Ask any parent and he/she will tell you that parenting is the hardest job the world. It’s also the most rewarding job at times, but there is not doubt that it’s not easy. So you can imagine, or you know, how tough it can be if you’re not with your husband or wife anymore. A divorce or separation is a challenging process and just when you think the hard part is over… co-parenting starts. You may begin to worry about your children in ways you haven’t before if they’re not under your roof. The good news is that research has shown that despite the potential negative effects of divorce on children, there are many positive ways children can grow from successful co-parenting– and that’s the goal. It’s ok to have a different style of parenting that your ex, but there are some key co-parenting elements that will help you be successful. Relationship coach Allison Pescosolido shares the following co-parenting tips:
- Rewards and Consequences: You’re a single parent now and that’s new to you. Continue to reward your children for the good, and provide consequences for the bad.
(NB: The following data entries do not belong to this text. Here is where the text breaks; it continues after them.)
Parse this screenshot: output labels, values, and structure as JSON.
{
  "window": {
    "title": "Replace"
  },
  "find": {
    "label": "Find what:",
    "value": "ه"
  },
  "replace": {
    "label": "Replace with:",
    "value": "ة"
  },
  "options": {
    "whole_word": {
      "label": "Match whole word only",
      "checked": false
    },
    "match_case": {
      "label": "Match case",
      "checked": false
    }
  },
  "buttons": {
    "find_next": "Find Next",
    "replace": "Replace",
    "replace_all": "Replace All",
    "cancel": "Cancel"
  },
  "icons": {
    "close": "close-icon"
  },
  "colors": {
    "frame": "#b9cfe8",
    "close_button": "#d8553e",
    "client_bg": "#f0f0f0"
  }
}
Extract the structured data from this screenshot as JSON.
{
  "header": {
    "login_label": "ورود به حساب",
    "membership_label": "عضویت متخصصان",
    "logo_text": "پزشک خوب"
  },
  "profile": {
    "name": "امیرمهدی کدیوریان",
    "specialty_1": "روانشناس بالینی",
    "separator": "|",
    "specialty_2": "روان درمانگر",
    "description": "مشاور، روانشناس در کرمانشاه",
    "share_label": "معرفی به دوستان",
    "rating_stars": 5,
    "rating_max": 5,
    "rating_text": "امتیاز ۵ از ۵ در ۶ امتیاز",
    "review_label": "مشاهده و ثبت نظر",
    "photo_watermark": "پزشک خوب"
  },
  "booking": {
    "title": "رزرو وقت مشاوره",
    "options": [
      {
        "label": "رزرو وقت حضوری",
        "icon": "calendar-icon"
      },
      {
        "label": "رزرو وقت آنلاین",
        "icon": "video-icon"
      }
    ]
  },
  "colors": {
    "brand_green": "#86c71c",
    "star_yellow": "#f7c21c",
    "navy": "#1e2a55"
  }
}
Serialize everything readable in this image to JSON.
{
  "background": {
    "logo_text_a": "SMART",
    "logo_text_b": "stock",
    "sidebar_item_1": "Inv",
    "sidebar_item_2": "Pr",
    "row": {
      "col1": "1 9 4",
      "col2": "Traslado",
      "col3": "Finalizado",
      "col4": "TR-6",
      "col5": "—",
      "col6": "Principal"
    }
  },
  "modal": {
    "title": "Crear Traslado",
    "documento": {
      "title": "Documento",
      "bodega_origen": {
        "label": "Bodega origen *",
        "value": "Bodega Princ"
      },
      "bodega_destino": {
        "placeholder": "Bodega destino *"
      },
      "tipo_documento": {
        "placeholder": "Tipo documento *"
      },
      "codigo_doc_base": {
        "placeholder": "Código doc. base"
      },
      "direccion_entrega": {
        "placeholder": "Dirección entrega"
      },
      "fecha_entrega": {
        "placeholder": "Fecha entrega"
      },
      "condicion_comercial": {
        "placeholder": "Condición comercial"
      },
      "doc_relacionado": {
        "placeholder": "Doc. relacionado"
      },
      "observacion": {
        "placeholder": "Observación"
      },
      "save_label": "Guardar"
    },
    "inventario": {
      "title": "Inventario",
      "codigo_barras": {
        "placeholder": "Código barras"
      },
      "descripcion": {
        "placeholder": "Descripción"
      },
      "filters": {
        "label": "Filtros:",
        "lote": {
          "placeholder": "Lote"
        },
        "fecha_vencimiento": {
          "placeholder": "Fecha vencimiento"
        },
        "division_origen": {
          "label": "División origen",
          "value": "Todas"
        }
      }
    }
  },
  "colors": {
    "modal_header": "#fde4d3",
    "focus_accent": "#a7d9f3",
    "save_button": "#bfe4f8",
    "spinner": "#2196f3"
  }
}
Tell your ex what you’re doing and get him/her involved if necessary. If they’re grounded with you, they should be grounded with your ex and visa versa.
- Maintain consistency: Set routines and keep the same schedules your children had before. Try to be consistent with your ex and stay on the same page in as many areas as possible.
- Share parenting: Whether you have completely different styles of parenting or if you act exactly alike, it’s important for you and your ex to communicate that. Discuss how each other is parenting to better understand what your children are going through and how to co-parent with a balance.
- Educate yourself: It’s important to learn about your child’s development stages, how to have important conversations, the effects of divorce and co-parenting, etc. There is a lot of information available regarding divorce, parenting, etc. and it’s important to understand what your child may be dealing with.
- Reframe divorce: Have a grasp on what you believe about divorce and why you have those thoughts. Know what feelings are causing those thoughts and reassess divorce given your current circumstances. If your thoughts toward divorce are negative, get help to rethink about those matters that are crucial to your well-being and how your children view the situation with their parents.